Logistical and financial limitations of underwater operations are inherent in marine science, including biodiversity observation. Imagery is a promising way to address these challenges, but the diversity of organisms thwarts simple automated analysis. Recent developments in computer vision methods, such as convolutional neural networks (CNN), are promising for automated classification, detection and segmentation tasks but are typically computationally expensive and require extensive training on large datasets. Therefore, harnessing distributed computation, large storage and human annotations of diverse marine datasets is crucial for effective application of these methods. BisQue is a cloud-based system for management, annotation, visualization, analysis and data mining of complex multi-dimensional underwater and remote sensing imagery and associated data. It is designed to hide the complexity of distributed storage, large computational clusters, diversity of data formats and heterogeneous computational environments behind a user friendly web-based interface. BisQue is built around an idea of flexible and hierarchical annotations defined by the user. Such textual and graphical annotations can describe captured attributes and the relationships between data elements.
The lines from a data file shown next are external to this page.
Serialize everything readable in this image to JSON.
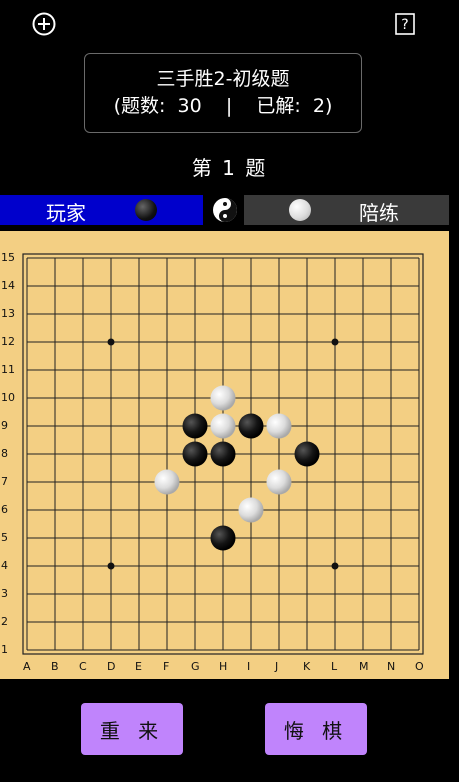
{
  "top_bar": {
    "add_icon": "plus-circle-icon",
    "help_icon": "help-question-icon"
  },
  "title_box": {
    "title": "三手胜2-初级题",
    "subtitle": "(题数:  30    |    已解:  2)"
  },
  "problem_label": "第 1 题",
  "player": {
    "label": "玩家",
    "stone": "black"
  },
  "opponent": {
    "label": "陪练",
    "stone": "white"
  },
  "center_icon": "yin-yang-icon",
  "board": {
    "size": 15,
    "columns": [
      "A",
      "B",
      "C",
      "D",
      "E",
      "F",
      "G",
      "H",
      "I",
      "J",
      "K",
      "L",
      "M",
      "N",
      "O"
    ],
    "rows": [
      "15",
      "14",
      "13",
      "12",
      "11",
      "10",
      "9",
      "8",
      "7",
      "6",
      "5",
      "4",
      "3",
      "2",
      "1"
    ],
    "star_points": [
      "D12",
      "L12",
      "D4",
      "L4"
    ],
    "stones": [
      {
        "pos": "H10",
        "color": "white"
      },
      {
        "pos": "G9",
        "color": "black"
      },
      {
        "pos": "H9",
        "color": "white"
      },
      {
        "pos": "I9",
        "color": "black"
      },
      {
        "pos": "J9",
        "color": "white"
      },
      {
        "pos": "G8",
        "color": "black"
      },
      {
        "pos": "H8",
        "color": "black"
      },
      {
        "pos": "K8",
        "color": "black"
      },
      {
        "pos": "F7",
        "color": "white"
      },
      {
        "pos": "J7",
        "color": "white"
      },
      {
        "pos": "I6",
        "color": "white"
      },
      {
        "pos": "H5",
        "color": "black"
      }
    ]
  },
  "buttons": {
    "restart": "重 来",
    "undo": "悔 棋"
  },
  "colors": {
    "board": "#f3cf83",
    "player_bar": "#0000cc",
    "opponent_bar": "#3a3a3a",
    "button": "#c084fc"
  }
}
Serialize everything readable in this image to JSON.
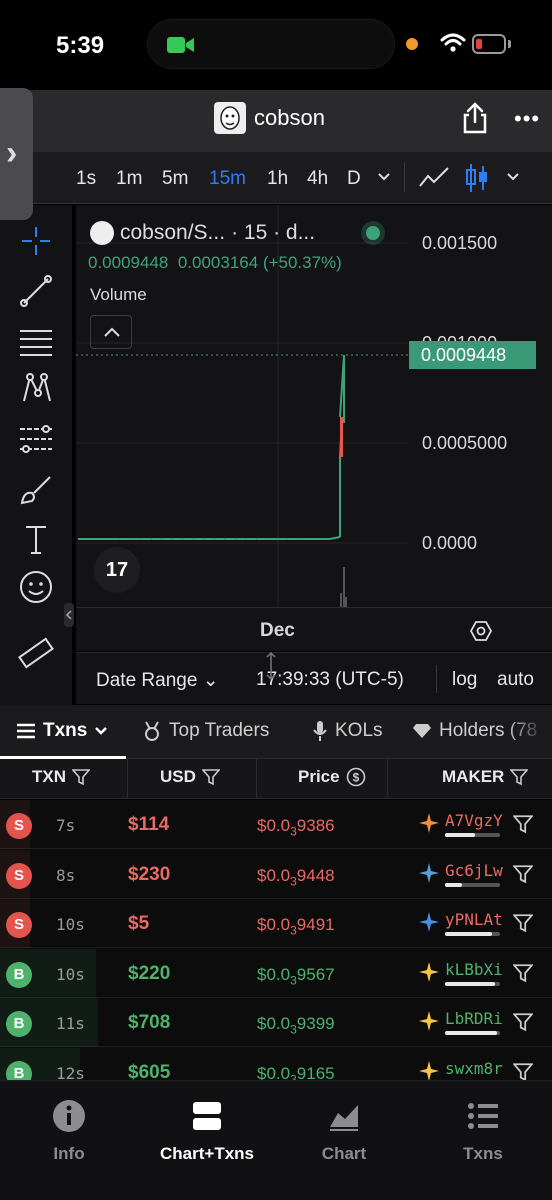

Annotations are powerful enough to describe cells in fluorescent 4D images, fish species in underwater videos and kelp beds in aerial imagery. We are developing a deep learning service for automated image classification. The service allows training various models with a single click, validating their performance and providing several modes of classification: point classification for percent cover, image partitioning for substrate description and object detection for counting organisms. Semantic segmentation can be used to classify all pixels in an image, allowing estimation of organism size and species interactions. Our experiments on identification of 11 benthic marine organisms within a dataset of 2K images with 200K annotations demonstrate good performance with the overall accuracy of 86% and 4% error. We are now constructing a hierarchical model of more than 300 species on 6K images with 1M annotations.